Despite the early mornings, she said that she enjoyed being able to drive so many children and watch them grow up over the years.

“It is important to take an interest in each student and what they like to do,” Beemer added. “Let them know you care about them. It has been enjoyable watching the many students I have hauled grow up and see what career path they chose to follow. Some came back to live in this area with their families, and I hauled their children.”

While driving allowed her to spend time with her family and help supplement their income, Beemer said it wasn’t without its challenges, especially when it came to student behavioral issues.

“Children’s bullying, lack of respect for others, and discipline problems make driving a school bus very challenging,” she said. “I say along with the other requirements for driving a bus it would be helpful if one had a degree in child psychology, human relations, nursing, and law enforcement.”

Heller agreed, relaying the story of how a kindergartner chewed off the top of his seat on the bus one day.

“[Beemer] talked to him and he showed her how he did it: just put his teeth right down there on the seat and he just started chewing like a little mouse. She said, ‘Why did you do that?’ and he said, ‘I don’t know.’”

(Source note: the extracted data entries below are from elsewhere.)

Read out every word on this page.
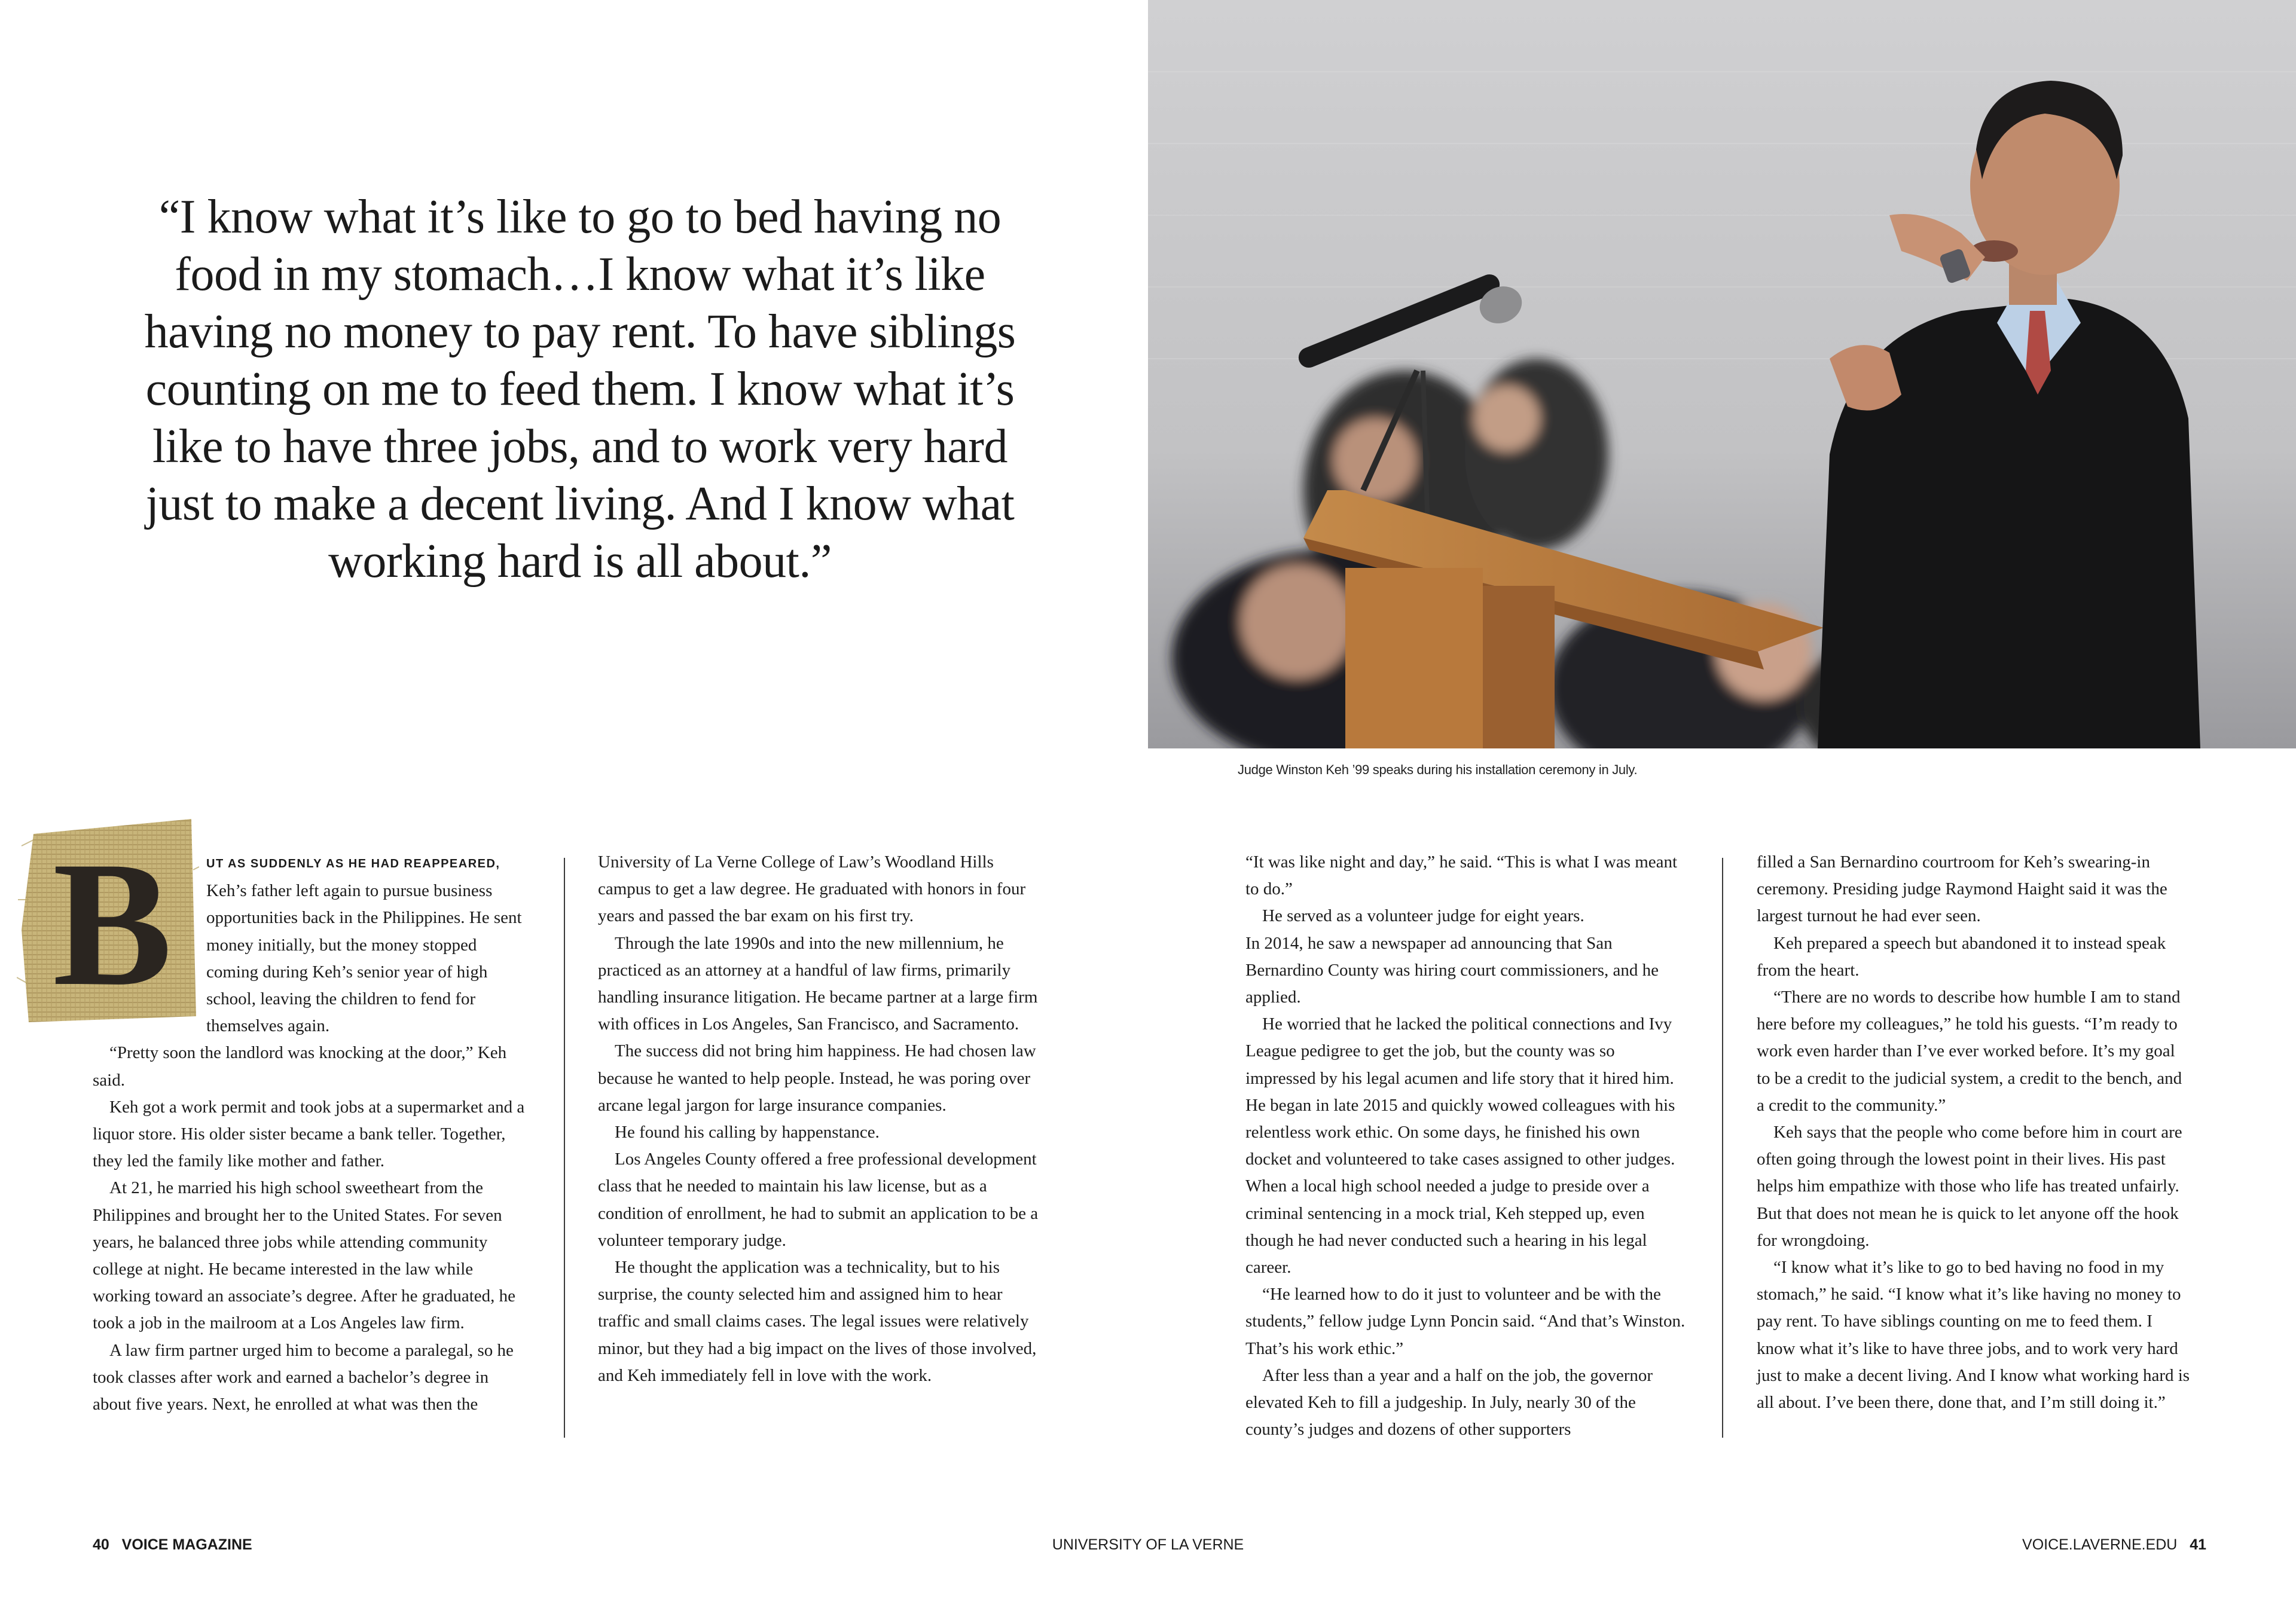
“I know what it’s like to go to bed having no food in my stomach…I know what it’s like having no money to pay rent. To have siblings counting on me to feed them. I know what it’s like to have three jobs, and to work very hard just to make a decent living. And I know what working hard is all about.”
Judge Winston Keh ’99 speaks during his installation ceremony in July.
B	UT AS SUDDENLY AS HE HAD REAPPEARED, Keh’s father left again to pursue business opportunities back in the Philippines. He sent money initially, but the money stopped coming during Keh’s senior year of high school, leaving the children to fend for themselves again.

“Pretty soon the landlord was knocking at the door,” Keh said.

Keh got a work permit and took jobs at a supermarket and a liquor store. His older sister became a bank teller. Together, they led the family like mother and father.

At 21, he married his high school sweetheart from the Philippines and brought her to the United States. For seven years, he balanced three jobs while attending community college at night. He became interested in the law while working toward an associate’s degree. After he graduated, he took a job in the mailroom at a Los Angeles law firm.

A law firm partner urged him to become a paralegal, so he took classes after work and earned a bachelor’s degree in about five years. Next, he enrolled at what was then the

University of La Verne College of Law’s Woodland Hills campus to get a law degree. He graduated with honors in four years and passed the bar exam on his first try.

Through the late 1990s and into the new millennium, he practiced as an attorney at a handful of law firms, primarily handling insurance litigation. He became partner at a large firm with offices in Los Angeles, San Francisco, and Sacramento.

The success did not bring him happiness. He had chosen law because he wanted to help people. Instead, he was poring over arcane legal jargon for large insurance companies.

He found his calling by happenstance.

Los Angeles County offered a free professional development class that he needed to maintain his law license, but as a condition of enrollment, he had to submit an application to be a volunteer temporary judge.

He thought the application was a technicality, but to his surprise, the county selected him and assigned him to hear traffic and small claims cases. The legal issues were relatively minor, but they had a big impact on the lives of those involved, and Keh immediately fell in love with the work.

“It was like night and day,” he said. “This is what I was meant to do.”

He served as a volunteer judge for eight years.

In 2014, he saw a newspaper ad announcing that San Bernardino County was hiring court commissioners, and he applied.

He worried that he lacked the political connections and Ivy League pedigree to get the job, but the county was so impressed by his legal acumen and life story that it hired him. He began in late 2015 and quickly wowed colleagues with his relentless work ethic. On some days, he finished his own docket and volunteered to take cases assigned to other judges. When a local high school needed a judge to preside over a criminal sentencing in a mock trial, Keh stepped up, even though he had never conducted such a hearing in his legal career.

“He learned how to do it just to volunteer and be with the students,” fellow judge Lynn Poncin said. “And that’s Winston. That’s his work ethic.”

After less than a year and a half on the job, the governor elevated Keh to fill a judgeship. In July, nearly 30 of the county’s judges and dozens of other supporters

filled a San Bernardino courtroom for Keh’s swearing-in ceremony. Presiding judge Raymond Haight said it was the largest turnout he had ever seen.

Keh prepared a speech but abandoned it to instead speak from the heart.

“There are no words to describe how humble I am to stand here before my colleagues,” he told his guests. “I’m ready to work even harder than I’ve ever worked before. It’s my goal to be a credit to the judicial system, a credit to the bench, and a credit to the community.”

Keh says that the people who come before him in court are often going through the lowest point in their lives. His past helps him empathize with those who life has treated unfairly. But that does not mean he is quick to let anyone off the hook for wrongdoing.

“I know what it’s like to go to bed having no food in my stomach,” he said. “I know what it’s like having no money to pay rent. To have siblings counting on me to feed them. I know what it’s like to have three jobs, and to work very hard just to make a decent living. And I know what working hard is all about. I’ve been there, done that, and I’m still doing it.”

40 VOICE MAGAZINE	UNIVERSITY OF LA VERNE	VOICE.LAVERNE.EDU 41
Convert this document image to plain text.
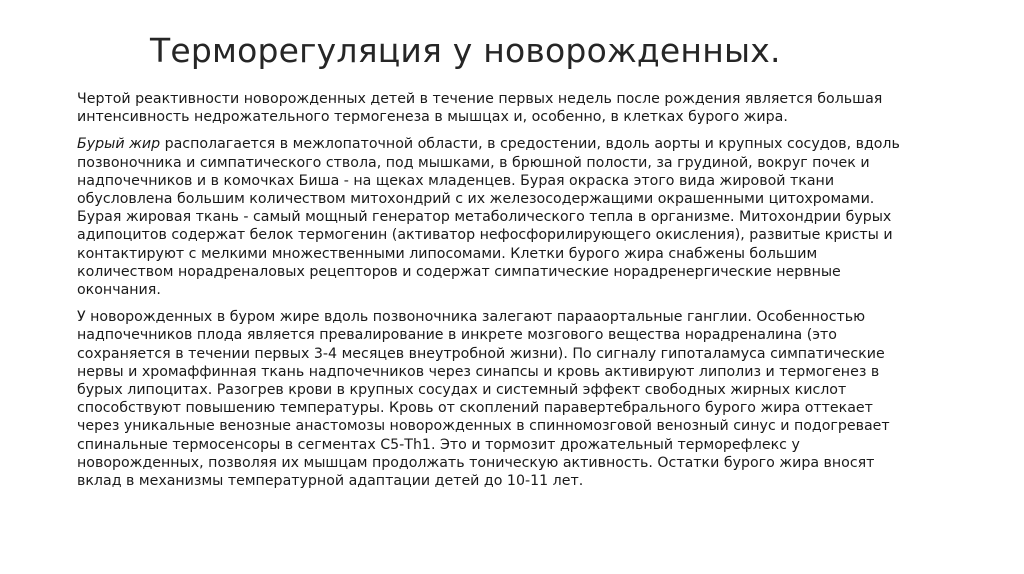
Терморегуляция у новорожденных.

Чертой реактивности новорожденных детей в течение первых недель после рождения является большая
интенсивность недрожательного термогенеза в мышцах и, особенно, в клетках бурого жира.

Бурый жир располагается в межлопаточной области, в средостении, вдоль аорты и крупных сосудов, вдоль
позвоночника и симпатического ствола, под мышками, в брюшной полости, за грудиной, вокруг почек и
надпочечников и в комочках Биша - на щеках младенцев. Бурая окраска этого вида жировой ткани
обусловлена большим количеством митохондрий с их железосодержащими окрашенными цитохромами.
Бурая жировая ткань - самый мощный генератор метаболического тепла в организме. Митохондрии бурых
адипоцитов содержат белок термогенин (активатор нефосфорилирующего окисления), развитые кристы и
контактируют с мелкими множественными липосомами. Клетки бурого жира снабжены большим
количеством норадреналовых рецепторов и содержат симпатические норадренергические нервные
окончания.

У новорожденных в буром жире вдоль позвоночника залегают парааортальные ганглии. Особенностью
надпочечников плода является превалирование в инкрете мозгового вещества норадреналина (это
сохраняется в течении первых 3-4 месяцев внеутробной жизни). По сигналу гипоталамуса симпатические
нервы и хромаффинная ткань надпочечников через синапсы и кровь активируют липолиз и термогенез в
бурых липоцитах. Разогрев крови в крупных сосудах и системный эффект свободных жирных кислот
способствуют повышению температуры. Кровь от скоплений паравертебрального бурого жира оттекает
через уникальные венозные анастомозы новорожденных в спинномозговой венозный синус и подогревает
спинальные термосенсоры в сегментах С5-Th1. Это и тормозит дрожательный терморефлекс у
новорожденных, позволяя их мышцам продолжать тоническую активность. Остатки бурого жира вносят
вклад в механизмы температурной адаптации детей до 10-11 лет.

Beemer officially retired in May. While she is full of mostly fond memories from her driving days, she said she enjoys being able to stay up until 11 p.m. without worrying about having to wake up early the next morning.

“There are some things I will not miss, like scraping ice off the windshield at 6 a.m. and driving in fog or on snow and ice.”

Beemer added that she plans to spend more time gardening, taking produce to the farmers market, exhibiting at the county and state fairs, and doing what kept her driving a school bus for so long — spending time with family.